Right now as I write, and right now as you read, everything in the universe continues to exist because Christ is maintaining it. It is he, says the writer of Hebrews, who "upholds the universe by the word of his power" (Hebrews 1:3). Paul says something similar in Colossians 1:17: It is in Christ that "all things hold together." The laws of the universe are laws because Christ upholds them. He sustains the gravity that sticks everything together.
Christ and his creation are not like a watchmaker and his watch. A watchmaker assembles a watch, winds it up, and lets it run. There is no “letting it run” with Christ; He keeps the universe moving along by his own power. What’s here is here because he made it, and it keeps on working because he continues to make it work.
But the difference between Christ and the watchmaker is even greater than this. Leon Morris says the thought in Hebrews 1:3 is that Christ
is carrying [the universe] along, bearing it toward an important goal. Creation is not aimless; it is part of God's plan and the Son is continually bearing creation along toward the fulfillment of the plan.1A watchmaker winds his watch and lets it run until it winds down. The watch fulfills its purpose best at the very beginning if its existence when it is new and freshly wound. Someday, inevitably, it will wind down and stop forever, never to fulfill its true purpose again. Not so with creation. Creation is forever fulfilling it's purpose perfectly because it is being moved toward its ultimate aim by the One who made it.
The winding down we see in creation—everything and everyone dies, for instance, and the weeds in my garden grow faster than I can pull them—is purposeful winding down. It's a winding down that's moving forward. The creation, Paul says in Romans 8:20, "was subjected to futility . . . in hope." Hope, biblically speaking, isn't a wonderful future that might or might not happen, but a wonderful future that is rock solid certain. In its futility—or in its winding down, to use the watch analogy—creation is moving toward a day when it will be made new. It will be recreated into something better than it was on the day before the first humans ate the forbidden fruit and the winding down began.
What goes for creation, goes for believers, too.2 My aging and aching body, marching relentlessly toward death, is in the same forward motion, being carried toward resurrection.
And the whole shebang—all of creation and all of us—is being transported into the golden future by Christ’s powerful word. Later, in Hebrews 11:3, the writer tells us that the universe was created by God's word; here, it's Christ's word that bears universe toward God’s goal for it. This is a perfect time to use the word fiat—a command that, by itself, creates or accomplishes what it commands. Christ created by fiat and he upholds by fiat. Christ commands and the universe responds, first by coming into existence, and then by moving forward toward a perfect destiny.
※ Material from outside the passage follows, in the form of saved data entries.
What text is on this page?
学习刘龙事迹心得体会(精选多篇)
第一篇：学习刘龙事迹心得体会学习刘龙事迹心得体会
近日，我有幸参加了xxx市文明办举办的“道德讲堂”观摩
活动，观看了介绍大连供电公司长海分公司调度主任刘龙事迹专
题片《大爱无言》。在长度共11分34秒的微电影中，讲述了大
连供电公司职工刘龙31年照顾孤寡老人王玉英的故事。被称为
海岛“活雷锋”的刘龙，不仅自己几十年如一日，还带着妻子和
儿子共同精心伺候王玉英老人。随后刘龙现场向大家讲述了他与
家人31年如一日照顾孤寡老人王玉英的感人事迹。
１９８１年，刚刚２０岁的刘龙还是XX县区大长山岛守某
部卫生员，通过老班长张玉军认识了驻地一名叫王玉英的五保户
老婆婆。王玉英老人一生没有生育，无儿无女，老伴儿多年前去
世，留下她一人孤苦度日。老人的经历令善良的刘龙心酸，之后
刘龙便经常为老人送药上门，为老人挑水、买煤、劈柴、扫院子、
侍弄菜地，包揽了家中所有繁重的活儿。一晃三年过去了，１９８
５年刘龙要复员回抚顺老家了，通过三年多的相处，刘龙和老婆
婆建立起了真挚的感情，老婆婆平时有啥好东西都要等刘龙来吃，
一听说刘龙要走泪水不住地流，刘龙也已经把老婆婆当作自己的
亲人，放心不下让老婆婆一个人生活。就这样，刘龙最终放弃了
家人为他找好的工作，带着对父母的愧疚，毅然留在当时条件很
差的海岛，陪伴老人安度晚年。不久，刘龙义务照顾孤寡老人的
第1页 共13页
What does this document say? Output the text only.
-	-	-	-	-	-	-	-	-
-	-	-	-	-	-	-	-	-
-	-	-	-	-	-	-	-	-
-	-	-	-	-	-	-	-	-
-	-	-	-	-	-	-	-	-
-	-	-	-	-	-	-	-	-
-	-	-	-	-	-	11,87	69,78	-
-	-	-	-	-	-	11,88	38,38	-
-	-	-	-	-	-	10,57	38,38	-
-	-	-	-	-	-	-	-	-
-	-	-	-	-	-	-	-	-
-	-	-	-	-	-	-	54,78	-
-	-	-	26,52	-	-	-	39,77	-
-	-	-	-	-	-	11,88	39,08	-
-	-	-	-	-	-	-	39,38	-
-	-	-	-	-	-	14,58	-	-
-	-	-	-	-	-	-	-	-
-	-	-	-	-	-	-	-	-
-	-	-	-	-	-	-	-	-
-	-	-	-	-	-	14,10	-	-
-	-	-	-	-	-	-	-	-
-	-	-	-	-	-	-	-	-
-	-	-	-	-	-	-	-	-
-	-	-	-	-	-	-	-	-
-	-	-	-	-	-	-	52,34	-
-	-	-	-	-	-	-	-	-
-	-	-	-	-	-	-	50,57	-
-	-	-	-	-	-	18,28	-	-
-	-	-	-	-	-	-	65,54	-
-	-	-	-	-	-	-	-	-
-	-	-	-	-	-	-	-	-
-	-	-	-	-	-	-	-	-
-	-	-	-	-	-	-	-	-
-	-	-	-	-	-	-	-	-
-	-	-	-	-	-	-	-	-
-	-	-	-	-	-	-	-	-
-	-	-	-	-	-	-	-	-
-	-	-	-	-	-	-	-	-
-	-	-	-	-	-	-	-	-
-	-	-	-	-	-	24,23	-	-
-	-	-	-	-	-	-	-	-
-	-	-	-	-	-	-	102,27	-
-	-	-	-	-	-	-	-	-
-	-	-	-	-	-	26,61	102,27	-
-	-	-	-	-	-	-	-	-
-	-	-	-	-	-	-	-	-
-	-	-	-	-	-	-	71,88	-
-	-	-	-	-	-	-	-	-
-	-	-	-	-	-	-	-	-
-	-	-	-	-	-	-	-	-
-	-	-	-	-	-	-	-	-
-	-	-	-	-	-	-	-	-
I consider the words in the title to this post to be some of the most intriguing in scripture. God’s powerful word, which is able to bring things into existence out of nothing, was not spoken once in the past at creation, but is spoken for every nanosecond of time and every nanosecond of my life. There is an eternal and personal will keeping the universe and my life together, and an eternal and personal energy source carrying them along. Christ’s command calls up the sprouting seeds in my garden, his command pulls down the crumpled leaves on my Mayday tree, and his command moves my life forward toward death, but also into what will be, in the end, a glorious resurrection. What seems like futility is Christ's powerful word bringing it all—and me, too—toward a perfect fulfillment.
1 Leon Morris, Hebrews: Bible Study Commentary, page 20.
2 Although scripturally, it's more accurate to put priority on us and say that what goes for believers goes for the rest of creation. We bring creation with us into its future freedom from the effects of sin.